Arthur Clarke liked the notion enough to call Zebrowski’s novel ‘a worthy successor to Olaf Stapledon’s Star Maker,’ which had been a major influence on Clarke and most of his contemporaries. As to the notion of moving asteroids about, an early treatment was Robert Heinlein’s ‘Misfit,’ in which an asteroid is moved out of the main belt to an orbit between Mars and the Earth. This one made its appearance in the November 1939 issue of Astounding Science Fiction, and would hardly be the last asteroid-themed tale. A more modern take shows up in Larry Niven’s Known Space stories and the memorable ‘Belters.’
Image: An engineered asteroid from without and within. Illustrator Roy Scarfo worked with Cole on the 1965 book Beyond Tomorrow. Credit: Roy Scarfo.
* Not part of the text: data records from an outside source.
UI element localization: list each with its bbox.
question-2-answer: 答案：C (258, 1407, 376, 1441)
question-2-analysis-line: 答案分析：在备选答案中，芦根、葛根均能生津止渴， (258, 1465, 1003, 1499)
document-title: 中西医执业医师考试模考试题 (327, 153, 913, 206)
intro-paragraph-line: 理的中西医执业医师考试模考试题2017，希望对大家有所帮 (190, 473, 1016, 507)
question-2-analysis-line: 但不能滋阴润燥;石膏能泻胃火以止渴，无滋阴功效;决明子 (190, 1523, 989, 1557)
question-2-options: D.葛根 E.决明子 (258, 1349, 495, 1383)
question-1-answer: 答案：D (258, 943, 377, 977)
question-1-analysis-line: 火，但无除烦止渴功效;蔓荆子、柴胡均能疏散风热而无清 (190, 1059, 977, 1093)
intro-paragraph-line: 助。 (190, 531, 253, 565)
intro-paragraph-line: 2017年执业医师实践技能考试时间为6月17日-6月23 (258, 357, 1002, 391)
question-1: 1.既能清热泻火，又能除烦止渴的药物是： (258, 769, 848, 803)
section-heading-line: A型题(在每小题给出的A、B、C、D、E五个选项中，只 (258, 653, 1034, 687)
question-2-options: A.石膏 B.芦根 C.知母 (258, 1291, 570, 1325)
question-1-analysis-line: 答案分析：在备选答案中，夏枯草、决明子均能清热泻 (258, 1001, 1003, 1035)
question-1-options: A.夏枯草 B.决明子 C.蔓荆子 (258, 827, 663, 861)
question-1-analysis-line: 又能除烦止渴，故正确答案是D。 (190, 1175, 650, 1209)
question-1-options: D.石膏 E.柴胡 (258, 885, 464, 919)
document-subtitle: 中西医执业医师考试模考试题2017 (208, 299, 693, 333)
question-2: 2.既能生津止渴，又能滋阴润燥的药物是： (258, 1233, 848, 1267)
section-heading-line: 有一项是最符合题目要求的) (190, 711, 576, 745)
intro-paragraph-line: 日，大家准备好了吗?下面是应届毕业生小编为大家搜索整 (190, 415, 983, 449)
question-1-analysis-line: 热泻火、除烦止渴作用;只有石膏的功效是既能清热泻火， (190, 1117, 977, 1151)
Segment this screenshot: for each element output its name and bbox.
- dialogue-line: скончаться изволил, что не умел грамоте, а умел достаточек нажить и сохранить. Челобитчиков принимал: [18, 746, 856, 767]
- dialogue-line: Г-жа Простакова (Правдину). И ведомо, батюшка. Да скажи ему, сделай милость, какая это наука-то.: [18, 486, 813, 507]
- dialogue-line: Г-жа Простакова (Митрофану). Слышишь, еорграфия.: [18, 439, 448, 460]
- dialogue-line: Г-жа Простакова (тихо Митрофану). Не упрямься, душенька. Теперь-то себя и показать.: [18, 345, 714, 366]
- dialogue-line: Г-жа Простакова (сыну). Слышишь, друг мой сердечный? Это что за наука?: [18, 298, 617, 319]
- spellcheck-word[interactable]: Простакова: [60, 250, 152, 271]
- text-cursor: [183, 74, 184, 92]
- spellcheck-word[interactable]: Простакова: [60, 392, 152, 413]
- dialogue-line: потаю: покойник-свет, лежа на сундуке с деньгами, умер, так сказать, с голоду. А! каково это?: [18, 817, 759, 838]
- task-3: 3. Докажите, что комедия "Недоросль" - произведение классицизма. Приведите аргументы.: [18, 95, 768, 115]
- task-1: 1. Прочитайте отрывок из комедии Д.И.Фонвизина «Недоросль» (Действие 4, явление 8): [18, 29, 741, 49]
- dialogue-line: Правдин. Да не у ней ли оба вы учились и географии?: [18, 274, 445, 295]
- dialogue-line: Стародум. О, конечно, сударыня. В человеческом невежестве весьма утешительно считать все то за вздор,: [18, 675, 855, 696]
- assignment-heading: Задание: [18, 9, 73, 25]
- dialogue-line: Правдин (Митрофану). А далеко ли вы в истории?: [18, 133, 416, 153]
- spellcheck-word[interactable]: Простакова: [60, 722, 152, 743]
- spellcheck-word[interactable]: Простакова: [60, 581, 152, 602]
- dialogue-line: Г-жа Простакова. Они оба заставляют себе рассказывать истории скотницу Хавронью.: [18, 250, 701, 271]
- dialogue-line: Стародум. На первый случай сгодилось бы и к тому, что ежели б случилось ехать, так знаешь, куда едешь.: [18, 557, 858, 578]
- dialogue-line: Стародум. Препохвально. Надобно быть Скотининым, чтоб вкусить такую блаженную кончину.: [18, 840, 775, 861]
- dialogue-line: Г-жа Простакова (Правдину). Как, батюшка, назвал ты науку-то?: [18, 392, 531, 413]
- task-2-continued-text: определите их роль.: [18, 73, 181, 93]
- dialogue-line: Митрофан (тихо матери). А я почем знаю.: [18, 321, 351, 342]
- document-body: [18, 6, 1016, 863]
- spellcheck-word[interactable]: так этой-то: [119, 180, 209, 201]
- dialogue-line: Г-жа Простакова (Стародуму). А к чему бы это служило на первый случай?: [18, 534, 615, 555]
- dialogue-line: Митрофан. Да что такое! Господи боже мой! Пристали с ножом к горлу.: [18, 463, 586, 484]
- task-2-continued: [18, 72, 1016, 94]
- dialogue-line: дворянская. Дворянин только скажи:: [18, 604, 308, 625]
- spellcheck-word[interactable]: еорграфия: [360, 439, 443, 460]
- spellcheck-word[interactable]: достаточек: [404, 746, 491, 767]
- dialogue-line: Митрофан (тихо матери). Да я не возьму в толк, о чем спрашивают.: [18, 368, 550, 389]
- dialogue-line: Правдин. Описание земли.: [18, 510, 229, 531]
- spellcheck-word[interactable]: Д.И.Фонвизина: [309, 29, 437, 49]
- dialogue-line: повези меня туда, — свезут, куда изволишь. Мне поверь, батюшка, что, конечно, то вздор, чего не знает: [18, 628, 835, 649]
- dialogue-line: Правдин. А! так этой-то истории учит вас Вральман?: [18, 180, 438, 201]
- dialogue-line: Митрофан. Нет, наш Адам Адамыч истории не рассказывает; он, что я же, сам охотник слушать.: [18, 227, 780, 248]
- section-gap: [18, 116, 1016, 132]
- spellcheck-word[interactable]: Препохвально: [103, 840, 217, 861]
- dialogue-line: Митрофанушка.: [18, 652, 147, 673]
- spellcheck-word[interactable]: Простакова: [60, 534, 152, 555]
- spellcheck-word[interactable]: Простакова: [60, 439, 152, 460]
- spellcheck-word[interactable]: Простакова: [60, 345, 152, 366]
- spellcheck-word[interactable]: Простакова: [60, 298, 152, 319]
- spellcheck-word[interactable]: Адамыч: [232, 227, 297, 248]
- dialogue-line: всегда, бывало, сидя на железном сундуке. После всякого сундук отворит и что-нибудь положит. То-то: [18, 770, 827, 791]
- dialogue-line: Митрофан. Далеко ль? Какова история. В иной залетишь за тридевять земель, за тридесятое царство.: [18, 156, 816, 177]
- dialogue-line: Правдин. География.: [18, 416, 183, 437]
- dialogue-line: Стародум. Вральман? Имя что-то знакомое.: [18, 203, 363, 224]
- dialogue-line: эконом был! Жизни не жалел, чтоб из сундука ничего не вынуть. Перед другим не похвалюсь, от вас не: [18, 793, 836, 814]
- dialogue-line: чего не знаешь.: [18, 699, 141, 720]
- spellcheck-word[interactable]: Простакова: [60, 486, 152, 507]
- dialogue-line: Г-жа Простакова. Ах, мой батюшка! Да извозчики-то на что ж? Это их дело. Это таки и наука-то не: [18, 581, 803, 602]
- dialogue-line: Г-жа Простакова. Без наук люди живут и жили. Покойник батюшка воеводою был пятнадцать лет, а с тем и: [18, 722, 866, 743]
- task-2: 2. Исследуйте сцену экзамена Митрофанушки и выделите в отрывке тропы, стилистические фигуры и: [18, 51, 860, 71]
We’ve come a long way from Made in Space and their plans to move asteroids through ‘seed craft’ and in situ resource utilization, but what I find exciting here is the synergy between some of these ideas from the past and the conceptual studies Made in Space is performing, with help from NASA’s Innovative Advanced Concepts Program. Asteroid mining gives us a route forward as we contemplate infrastructures within the Solar System, building, we can hope, toward a society comfortable working in deep space and continuing to explore.